Karar süreci uzadıkça, Amerika bizi teslim almak için tehditlerini yükselterek, taviz koparmak istiyor. Eğer, biz S-400 alımından vaz geçersek, bir daha Rusya ile ittifak yapma zeminini kaybederiz. Çin ile bu ittifak zeminini kaybettiğimiz gibi…
Böyle bir durumda da Amerika’nın kucağına hepten otururuz.
Mevcut iktidar giderse, Amerikan tehditleri de ortadan kalkar sananlar fena halde yanılıyorlar. İktidarda kim olursa olsun ABD’nin bölge çıkarları Büyük Kürdistan kurulması ile sıkı sıkıya bağlıdır.
S-400 alımından vaz geçelim diyen aydınlar (eğer gerçekten aydınlarsa) bu işin S-400 alımıyla doğrudan ilgisi olmadığını bilirler.
Efendim iyi yönetilmiyoruz. Amerika da bu yönetimin gitmesini istiyor. Oh… ne güzel, bizim amacımızla Amerika’nın amacı çakışıyor. Erdoğan gitsin de biz de S-400 almayalım, ne olacak diye düşünemeyiz.
Aydın despotizmi içinde yaşayanların, kısa vadeli entelektüel çelişkisini çözeceğiz diye, ülkeyi daha fazla tehlikeye sokamayız.

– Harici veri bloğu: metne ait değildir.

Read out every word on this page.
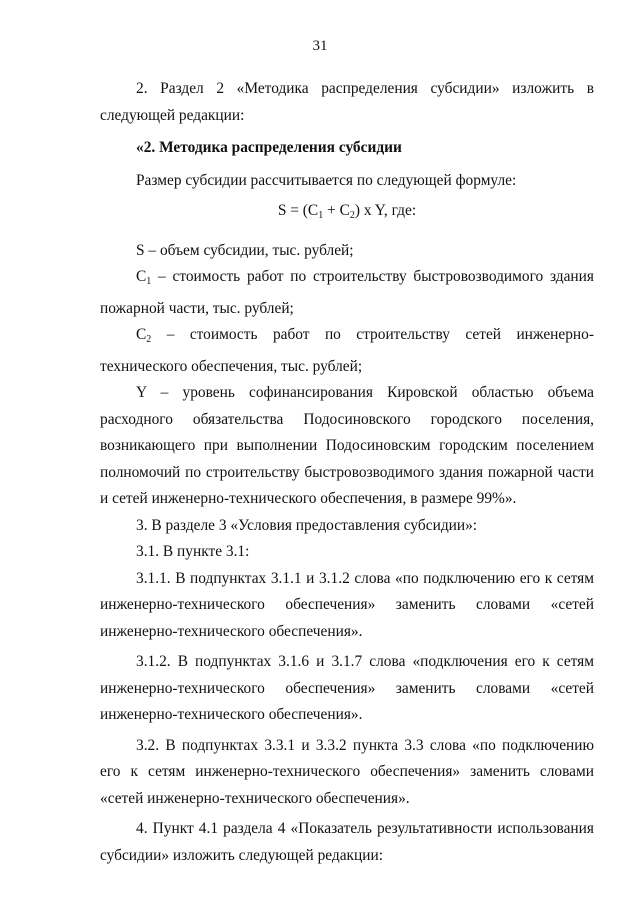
31

2. Раздел 2 «Методика распределения субсидии» изложить в следующей редакции:

«2. Методика распределения субсидии

Размер субсидии рассчитывается по следующей формуле:

$S = (C_1 + C_2)$ x Y, где:

S – объем субсидии, тыс. рублей;

$C_1$ – стоимость работ по строительству быстровозводимого здания пожарной части, тыс. рублей;

$C_2$ – стоимость работ по строительству сетей инженерно-технического обеспечения, тыс. рублей;

Y – уровень софинансирования Кировской областью объема расходного обязательства Подосиновского городского поселения, возникающего при выполнении Подосиновским городским поселением полномочий по строительству быстровозводимого здания пожарной части и сетей инженерно-технического обеспечения, в размере 99%».

3. В разделе 3 «Условия предоставления субсидии»:

3.1. В пункте 3.1:

3.1.1. В подпунктах 3.1.1 и 3.1.2 слова «по подключению его к сетям инженерно-технического обеспечения» заменить словами «сетей инженерно-технического обеспечения».

3.1.2. В подпунктах 3.1.6 и 3.1.7 слова «подключения его к сетям инженерно-технического обеспечения» заменить словами «сетей инженерно-технического обеспечения».

3.2. В подпунктах 3.3.1 и 3.3.2 пункта 3.3 слова «по подключению его к сетям инженерно-технического обеспечения» заменить словами «сетей инженерно-технического обеспечения».

4. Пункт 4.1 раздела 4 «Показатель результативности использования субсидии» изложить следующей редакции:
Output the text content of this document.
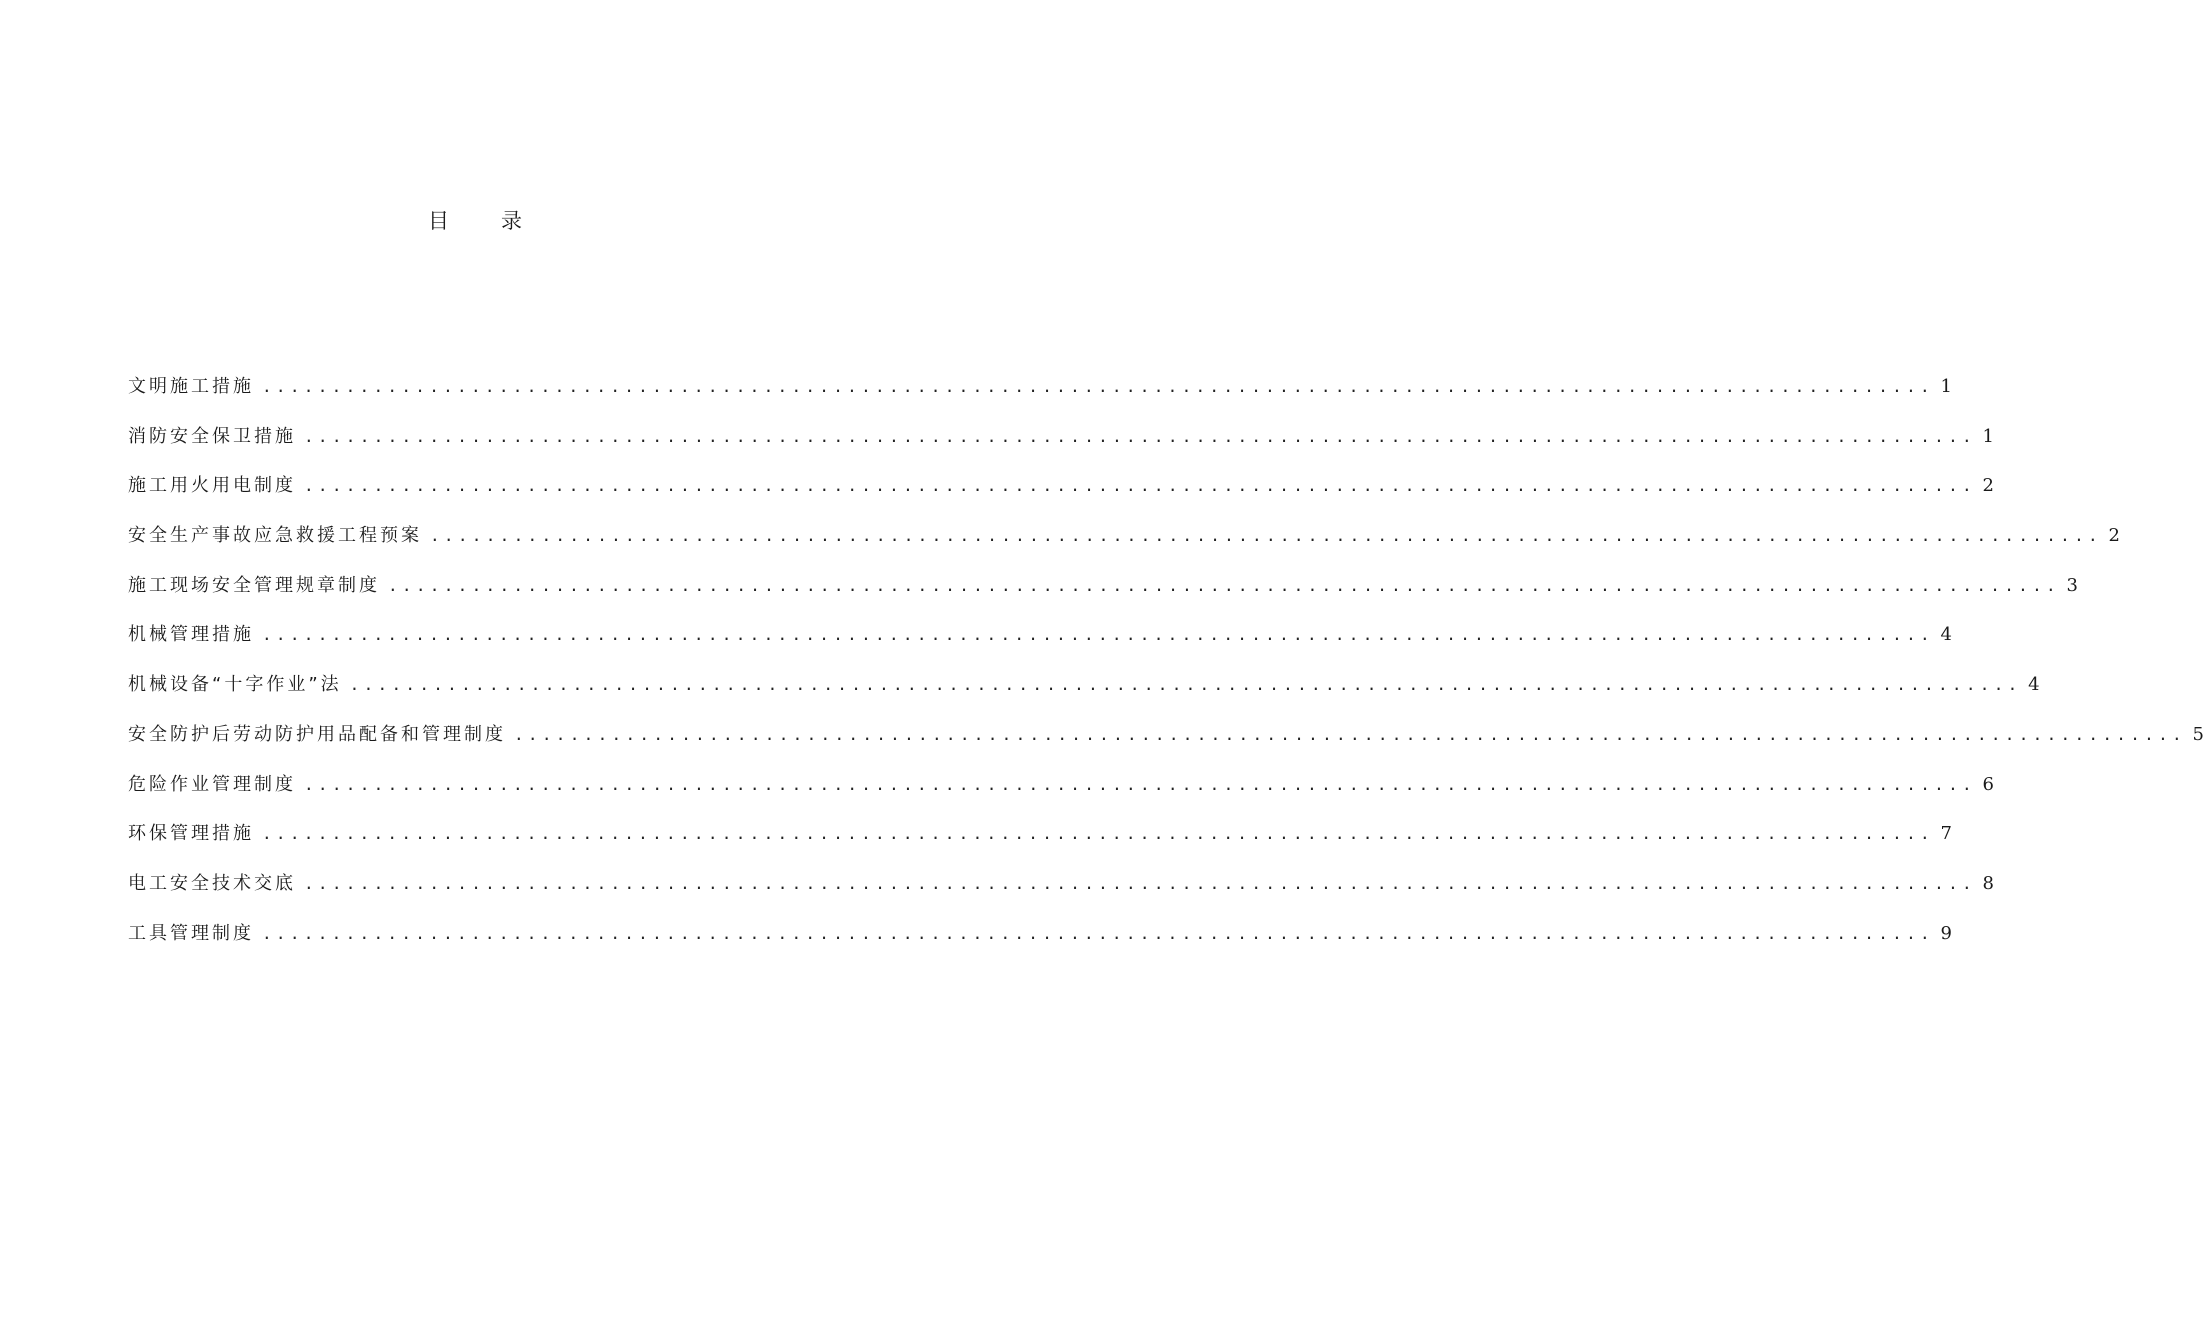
目 录
文明施工措施 ........................................................................................................................ 1
消防安全保卫措施 ........................................................................................................................ 1
施工用火用电制度 ........................................................................................................................ 2
安全生产事故应急救援工程预案 ........................................................................................................................ 2
施工现场安全管理规章制度 ........................................................................................................................ 3
机械管理措施 ........................................................................................................................ 4
机械设备“十字作业”法 ........................................................................................................................ 4
安全防护后劳动防护用品配备和管理制度 ........................................................................................................................ 5
危险作业管理制度 ........................................................................................................................ 6
环保管理措施 ........................................................................................................................ 7
电工安全技术交底 ........................................................................................................................ 8
工具管理制度 ........................................................................................................................ 9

Biz kendi iktidarımızı değiştirmek istiyorsak bu işi kendimiz yaparız. Yok, ABD çıkarları ile bütünleşerek bunu yaparız diyorsanız, siz aydın değil, işbirlikçisinizdir.
İktidara düşen görev de; artık, ABD’den dost olmayacağını, “hem ABD hem Rusya ile dans ederim” aklından vaz geçmesi gerekir.
Dengeler hızla değişmekte ve bizim yerimizin Atlantik olmayacağı hızla belirlenmektedir.